I promised to tell about the cool new bottle we got in the recovery room after Mallorie's surgery. It's put out by a company called Zip-N-Squeeze, and is called a Soft Sipp bottle. It is AMAZING.
Of course, it was created by a nurse. :)
It has a one-way valve, so you can control the rate in which you give liquids, and has a really, really soft and flexible tubing that doesn't even hurt the mouth to use after surgery. I wish we had known about this bottle sooner.
Mallorie had been unexpectedly hospitalized for almost a month in February, after she had a mouth surgery. Although she had not been fabulous about taking bottles before then, she got so she would not even take the occasional bottle, ever. She had developed some gagging and vomiting issues, partly due (I think) to some formulas we had been trying, and I think partly also because of the time she spent with a tube in her throat while she was on the vent. She eventually became upset about anything being in or near her mouth, including a bottle nipple, and would gag and vomit in response. She would only take sips of water or Pedialyte drizzled into her mouth by syringe.
Except for that bottle she took on Saturday, it had been several months, I think, since any of us have been successful in getting her to even take a sip except by syringe, so we carry syringes everywhere. The problem with syringes is that they are either so small that you are refilling them every few minutes ... a 10cc syringe is just 2 teaspoons ... or you look goofy squirting a 60cc (2 oz) syringe in your kid's mouth in public. It looks like a horse syringe!
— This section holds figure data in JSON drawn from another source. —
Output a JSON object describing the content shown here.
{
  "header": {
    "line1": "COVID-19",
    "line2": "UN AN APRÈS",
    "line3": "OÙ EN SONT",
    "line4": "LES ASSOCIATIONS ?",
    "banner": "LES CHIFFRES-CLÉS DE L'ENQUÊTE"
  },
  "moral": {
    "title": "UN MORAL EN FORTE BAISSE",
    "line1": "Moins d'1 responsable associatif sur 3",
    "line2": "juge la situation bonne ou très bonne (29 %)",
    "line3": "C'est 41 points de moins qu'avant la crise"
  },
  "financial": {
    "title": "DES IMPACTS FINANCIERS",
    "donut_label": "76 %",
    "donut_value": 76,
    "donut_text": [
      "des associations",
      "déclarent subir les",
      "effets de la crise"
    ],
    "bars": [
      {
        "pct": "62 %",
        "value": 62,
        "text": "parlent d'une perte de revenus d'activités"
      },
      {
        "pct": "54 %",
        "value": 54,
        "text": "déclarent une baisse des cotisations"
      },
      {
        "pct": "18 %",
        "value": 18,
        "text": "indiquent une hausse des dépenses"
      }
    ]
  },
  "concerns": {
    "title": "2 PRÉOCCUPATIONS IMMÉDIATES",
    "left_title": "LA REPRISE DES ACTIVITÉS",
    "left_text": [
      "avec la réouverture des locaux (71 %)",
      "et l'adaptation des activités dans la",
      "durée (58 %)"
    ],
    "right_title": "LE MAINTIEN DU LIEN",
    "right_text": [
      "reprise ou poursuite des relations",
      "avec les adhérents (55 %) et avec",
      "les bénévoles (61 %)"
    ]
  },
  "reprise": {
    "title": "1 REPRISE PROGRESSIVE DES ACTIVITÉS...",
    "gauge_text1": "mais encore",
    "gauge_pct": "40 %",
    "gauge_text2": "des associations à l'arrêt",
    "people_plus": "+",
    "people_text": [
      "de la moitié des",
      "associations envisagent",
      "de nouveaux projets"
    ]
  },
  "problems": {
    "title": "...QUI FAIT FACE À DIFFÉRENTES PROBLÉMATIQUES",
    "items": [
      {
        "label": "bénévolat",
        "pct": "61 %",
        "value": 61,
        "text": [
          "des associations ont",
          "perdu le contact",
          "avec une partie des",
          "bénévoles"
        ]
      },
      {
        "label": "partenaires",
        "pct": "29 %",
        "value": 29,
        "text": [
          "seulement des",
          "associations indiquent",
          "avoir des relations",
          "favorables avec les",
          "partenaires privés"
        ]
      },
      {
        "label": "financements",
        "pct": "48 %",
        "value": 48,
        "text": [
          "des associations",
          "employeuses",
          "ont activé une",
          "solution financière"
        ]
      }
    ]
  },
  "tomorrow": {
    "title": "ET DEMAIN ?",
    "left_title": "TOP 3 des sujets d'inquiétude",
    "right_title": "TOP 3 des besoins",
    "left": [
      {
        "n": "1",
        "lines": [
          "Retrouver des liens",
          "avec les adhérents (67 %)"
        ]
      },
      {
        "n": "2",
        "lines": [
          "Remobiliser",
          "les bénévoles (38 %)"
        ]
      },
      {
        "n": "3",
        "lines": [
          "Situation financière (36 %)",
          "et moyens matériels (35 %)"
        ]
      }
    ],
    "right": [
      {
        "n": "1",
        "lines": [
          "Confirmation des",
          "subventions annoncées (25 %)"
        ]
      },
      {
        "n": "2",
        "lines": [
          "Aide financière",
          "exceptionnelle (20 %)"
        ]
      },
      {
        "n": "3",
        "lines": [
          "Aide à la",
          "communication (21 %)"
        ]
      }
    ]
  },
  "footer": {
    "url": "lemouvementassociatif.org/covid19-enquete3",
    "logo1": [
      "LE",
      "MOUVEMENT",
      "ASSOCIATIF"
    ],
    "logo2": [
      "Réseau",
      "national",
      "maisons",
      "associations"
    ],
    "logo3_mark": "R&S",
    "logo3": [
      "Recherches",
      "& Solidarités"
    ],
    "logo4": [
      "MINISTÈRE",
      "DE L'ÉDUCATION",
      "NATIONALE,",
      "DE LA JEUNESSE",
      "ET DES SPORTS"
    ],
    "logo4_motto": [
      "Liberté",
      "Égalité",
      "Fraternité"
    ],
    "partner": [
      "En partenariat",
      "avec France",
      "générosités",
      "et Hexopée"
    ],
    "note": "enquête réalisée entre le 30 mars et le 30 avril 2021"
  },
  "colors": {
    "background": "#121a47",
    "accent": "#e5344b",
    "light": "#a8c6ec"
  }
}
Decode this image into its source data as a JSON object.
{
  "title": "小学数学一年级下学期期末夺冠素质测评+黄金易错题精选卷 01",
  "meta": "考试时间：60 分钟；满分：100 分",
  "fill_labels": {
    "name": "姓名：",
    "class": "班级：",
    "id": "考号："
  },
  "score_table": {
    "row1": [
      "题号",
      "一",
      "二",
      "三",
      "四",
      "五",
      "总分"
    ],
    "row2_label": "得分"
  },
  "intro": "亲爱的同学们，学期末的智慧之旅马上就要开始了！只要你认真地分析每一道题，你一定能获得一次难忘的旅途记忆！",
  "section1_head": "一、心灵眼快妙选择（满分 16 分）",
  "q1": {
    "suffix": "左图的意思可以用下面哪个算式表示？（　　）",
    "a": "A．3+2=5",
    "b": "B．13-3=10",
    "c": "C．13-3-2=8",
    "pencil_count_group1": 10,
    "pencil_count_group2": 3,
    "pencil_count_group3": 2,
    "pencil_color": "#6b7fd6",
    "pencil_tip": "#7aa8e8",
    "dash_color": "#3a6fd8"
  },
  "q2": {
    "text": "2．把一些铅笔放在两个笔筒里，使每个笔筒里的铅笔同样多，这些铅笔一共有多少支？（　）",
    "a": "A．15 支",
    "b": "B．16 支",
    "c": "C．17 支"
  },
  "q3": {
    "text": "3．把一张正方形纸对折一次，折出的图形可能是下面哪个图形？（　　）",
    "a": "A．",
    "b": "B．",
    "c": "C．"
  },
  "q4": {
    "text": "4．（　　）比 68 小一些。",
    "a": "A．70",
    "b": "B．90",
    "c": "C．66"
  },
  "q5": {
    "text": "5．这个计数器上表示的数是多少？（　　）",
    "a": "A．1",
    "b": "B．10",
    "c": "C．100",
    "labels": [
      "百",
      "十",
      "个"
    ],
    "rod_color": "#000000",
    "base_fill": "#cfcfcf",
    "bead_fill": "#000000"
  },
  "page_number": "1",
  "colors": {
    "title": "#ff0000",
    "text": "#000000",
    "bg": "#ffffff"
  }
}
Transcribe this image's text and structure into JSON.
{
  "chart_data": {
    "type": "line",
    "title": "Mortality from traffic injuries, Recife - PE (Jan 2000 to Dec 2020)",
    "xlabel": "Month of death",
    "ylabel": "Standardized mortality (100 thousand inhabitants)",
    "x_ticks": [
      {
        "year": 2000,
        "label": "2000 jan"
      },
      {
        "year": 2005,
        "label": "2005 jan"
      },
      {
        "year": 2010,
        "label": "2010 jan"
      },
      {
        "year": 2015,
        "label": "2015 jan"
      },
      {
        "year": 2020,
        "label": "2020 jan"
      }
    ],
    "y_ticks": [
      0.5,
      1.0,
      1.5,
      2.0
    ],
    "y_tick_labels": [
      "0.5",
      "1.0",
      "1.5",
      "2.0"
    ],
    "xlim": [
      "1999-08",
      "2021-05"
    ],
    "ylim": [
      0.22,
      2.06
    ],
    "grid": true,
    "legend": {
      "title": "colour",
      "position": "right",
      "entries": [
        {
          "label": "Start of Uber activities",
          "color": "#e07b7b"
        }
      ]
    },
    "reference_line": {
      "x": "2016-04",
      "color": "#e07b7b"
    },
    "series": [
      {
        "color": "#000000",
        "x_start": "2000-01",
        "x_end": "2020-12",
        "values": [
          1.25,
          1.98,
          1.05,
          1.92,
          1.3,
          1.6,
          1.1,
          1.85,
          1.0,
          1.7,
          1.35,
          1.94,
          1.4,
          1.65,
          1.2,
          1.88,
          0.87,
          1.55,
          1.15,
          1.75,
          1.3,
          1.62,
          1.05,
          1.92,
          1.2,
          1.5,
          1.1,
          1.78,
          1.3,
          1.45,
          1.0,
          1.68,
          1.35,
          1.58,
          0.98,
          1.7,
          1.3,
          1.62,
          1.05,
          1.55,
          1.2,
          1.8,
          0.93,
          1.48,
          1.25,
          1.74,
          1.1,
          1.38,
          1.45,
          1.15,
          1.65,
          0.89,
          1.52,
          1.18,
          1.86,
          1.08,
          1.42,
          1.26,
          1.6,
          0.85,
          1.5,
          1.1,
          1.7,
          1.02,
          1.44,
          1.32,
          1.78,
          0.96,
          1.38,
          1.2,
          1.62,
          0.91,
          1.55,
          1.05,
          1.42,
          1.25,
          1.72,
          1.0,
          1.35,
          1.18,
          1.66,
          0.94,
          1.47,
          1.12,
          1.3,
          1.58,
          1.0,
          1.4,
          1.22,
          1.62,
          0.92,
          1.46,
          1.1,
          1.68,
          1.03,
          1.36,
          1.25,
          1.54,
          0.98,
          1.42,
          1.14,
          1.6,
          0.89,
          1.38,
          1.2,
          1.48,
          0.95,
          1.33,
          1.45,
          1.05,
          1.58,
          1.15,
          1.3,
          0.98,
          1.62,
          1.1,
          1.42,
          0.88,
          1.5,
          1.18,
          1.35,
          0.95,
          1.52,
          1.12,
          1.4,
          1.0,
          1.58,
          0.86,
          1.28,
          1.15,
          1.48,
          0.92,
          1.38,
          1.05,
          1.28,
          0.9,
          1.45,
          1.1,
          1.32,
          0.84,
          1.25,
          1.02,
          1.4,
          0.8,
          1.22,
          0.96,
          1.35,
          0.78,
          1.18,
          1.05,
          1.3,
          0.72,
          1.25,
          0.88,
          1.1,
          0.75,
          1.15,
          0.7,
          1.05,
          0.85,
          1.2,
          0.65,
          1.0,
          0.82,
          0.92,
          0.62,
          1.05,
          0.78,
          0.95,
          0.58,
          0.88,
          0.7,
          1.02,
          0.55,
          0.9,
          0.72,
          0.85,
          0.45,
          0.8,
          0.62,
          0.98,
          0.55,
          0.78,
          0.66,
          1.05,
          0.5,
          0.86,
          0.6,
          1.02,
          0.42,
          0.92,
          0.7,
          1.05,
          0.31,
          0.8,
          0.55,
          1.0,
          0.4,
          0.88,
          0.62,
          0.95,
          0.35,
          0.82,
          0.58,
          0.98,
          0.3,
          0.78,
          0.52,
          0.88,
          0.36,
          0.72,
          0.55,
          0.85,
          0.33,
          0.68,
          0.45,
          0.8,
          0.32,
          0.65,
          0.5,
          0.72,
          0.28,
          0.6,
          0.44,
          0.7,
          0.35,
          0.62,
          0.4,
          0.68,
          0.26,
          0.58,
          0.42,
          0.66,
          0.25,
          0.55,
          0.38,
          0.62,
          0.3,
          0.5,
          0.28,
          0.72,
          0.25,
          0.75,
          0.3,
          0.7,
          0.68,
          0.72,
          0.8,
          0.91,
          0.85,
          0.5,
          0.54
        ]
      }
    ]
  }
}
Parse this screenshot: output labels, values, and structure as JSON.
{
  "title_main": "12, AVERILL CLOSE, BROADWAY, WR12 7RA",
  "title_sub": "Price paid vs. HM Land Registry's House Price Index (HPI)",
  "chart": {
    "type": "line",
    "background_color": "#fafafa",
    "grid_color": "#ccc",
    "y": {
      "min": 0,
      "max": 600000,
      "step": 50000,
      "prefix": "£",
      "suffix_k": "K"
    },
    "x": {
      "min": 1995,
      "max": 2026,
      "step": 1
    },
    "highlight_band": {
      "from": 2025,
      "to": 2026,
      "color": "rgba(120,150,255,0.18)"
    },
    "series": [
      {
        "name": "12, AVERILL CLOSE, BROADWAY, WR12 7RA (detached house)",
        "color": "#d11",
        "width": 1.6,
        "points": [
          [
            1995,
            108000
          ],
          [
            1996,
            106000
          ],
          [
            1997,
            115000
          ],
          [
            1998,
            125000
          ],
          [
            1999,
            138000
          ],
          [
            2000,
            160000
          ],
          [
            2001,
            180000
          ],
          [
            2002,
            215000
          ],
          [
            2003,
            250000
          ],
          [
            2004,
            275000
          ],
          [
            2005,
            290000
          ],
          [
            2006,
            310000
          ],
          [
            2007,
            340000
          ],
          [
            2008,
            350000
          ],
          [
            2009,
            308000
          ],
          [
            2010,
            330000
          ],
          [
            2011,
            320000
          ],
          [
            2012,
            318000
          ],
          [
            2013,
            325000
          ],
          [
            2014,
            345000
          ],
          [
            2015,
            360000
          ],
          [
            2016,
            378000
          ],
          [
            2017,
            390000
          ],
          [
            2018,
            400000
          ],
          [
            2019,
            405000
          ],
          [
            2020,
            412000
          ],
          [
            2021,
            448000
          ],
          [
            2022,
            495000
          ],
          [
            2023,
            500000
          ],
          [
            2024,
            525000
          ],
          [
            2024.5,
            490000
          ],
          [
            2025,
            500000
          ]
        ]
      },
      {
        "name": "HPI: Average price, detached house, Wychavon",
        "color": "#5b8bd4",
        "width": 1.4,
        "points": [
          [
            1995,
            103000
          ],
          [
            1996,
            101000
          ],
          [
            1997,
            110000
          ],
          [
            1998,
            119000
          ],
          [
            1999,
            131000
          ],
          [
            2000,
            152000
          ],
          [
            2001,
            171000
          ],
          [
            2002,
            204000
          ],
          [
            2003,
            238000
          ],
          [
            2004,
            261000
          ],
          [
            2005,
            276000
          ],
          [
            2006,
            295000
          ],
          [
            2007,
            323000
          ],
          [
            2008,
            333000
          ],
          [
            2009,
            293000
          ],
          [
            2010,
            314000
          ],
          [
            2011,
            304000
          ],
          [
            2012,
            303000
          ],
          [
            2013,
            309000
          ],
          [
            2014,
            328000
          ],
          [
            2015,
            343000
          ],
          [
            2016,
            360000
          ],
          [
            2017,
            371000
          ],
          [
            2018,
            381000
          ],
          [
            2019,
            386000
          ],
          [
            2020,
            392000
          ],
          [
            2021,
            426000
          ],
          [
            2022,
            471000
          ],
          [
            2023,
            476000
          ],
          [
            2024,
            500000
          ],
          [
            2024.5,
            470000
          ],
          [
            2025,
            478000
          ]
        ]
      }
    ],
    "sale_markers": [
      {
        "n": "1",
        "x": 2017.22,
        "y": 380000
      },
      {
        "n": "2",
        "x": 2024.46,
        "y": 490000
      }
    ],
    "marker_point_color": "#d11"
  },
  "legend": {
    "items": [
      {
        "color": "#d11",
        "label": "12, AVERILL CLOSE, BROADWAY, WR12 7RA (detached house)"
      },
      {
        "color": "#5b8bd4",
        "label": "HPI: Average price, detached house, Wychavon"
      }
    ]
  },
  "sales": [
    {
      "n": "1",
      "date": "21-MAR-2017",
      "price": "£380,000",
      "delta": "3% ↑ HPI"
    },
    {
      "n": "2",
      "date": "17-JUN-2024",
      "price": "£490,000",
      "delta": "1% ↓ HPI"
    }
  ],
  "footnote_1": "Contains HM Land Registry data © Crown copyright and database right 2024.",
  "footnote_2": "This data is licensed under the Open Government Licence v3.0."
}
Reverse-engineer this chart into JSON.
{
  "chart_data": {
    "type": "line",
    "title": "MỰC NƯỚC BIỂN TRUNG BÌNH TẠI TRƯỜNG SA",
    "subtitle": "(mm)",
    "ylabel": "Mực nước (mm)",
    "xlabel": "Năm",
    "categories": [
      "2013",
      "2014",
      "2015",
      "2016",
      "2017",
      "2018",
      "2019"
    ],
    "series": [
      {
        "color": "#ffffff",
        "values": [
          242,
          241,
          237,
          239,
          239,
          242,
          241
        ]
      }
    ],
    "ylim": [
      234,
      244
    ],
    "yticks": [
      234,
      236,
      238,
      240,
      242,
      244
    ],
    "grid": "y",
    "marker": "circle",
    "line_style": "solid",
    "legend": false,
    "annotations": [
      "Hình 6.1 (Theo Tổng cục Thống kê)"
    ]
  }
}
But with this new squirt bottle, you can feed liquids in a controlled fashion, and because the tubing is so thin and soft, even Mallorie, with the oral aversion she'd developed, took to it easily. And no sucking is required, so it's great for kids who haven't developed a good suck, but who still can manage to swallow liquids without aspirating. It holds 3 oz (about 90 cc).
Of course, if she ever decides she likes her regular bottles again, we may outgrow our need for her ZNS bottle!
In October 2006, we went for an ultrasound for our fifth child, and were told that our daughter probably had a chromosomal defect. We were urged to get an amniocentesis so that genetic testing could be done, “so the doctors will know what decisions to make.” The specialist told us that he suspected Trisomy 13 or 18, and if he was correct, then no OB would do a c-section because it wouldn’t make a difference for the end outcome. Besides, no surgeon would operate on her back (she had a meningocele – spina bifida), because “Trisomy 18 and 13 are what are called lethal conditions. They are incompatible with life.”
That’s how our story with her began, but it is most certainly not the end. As her amazing pediatrician said about examining her at birth, “I looked into her eyes, and she looked back at me and said, I’m here for the long haul, chick.”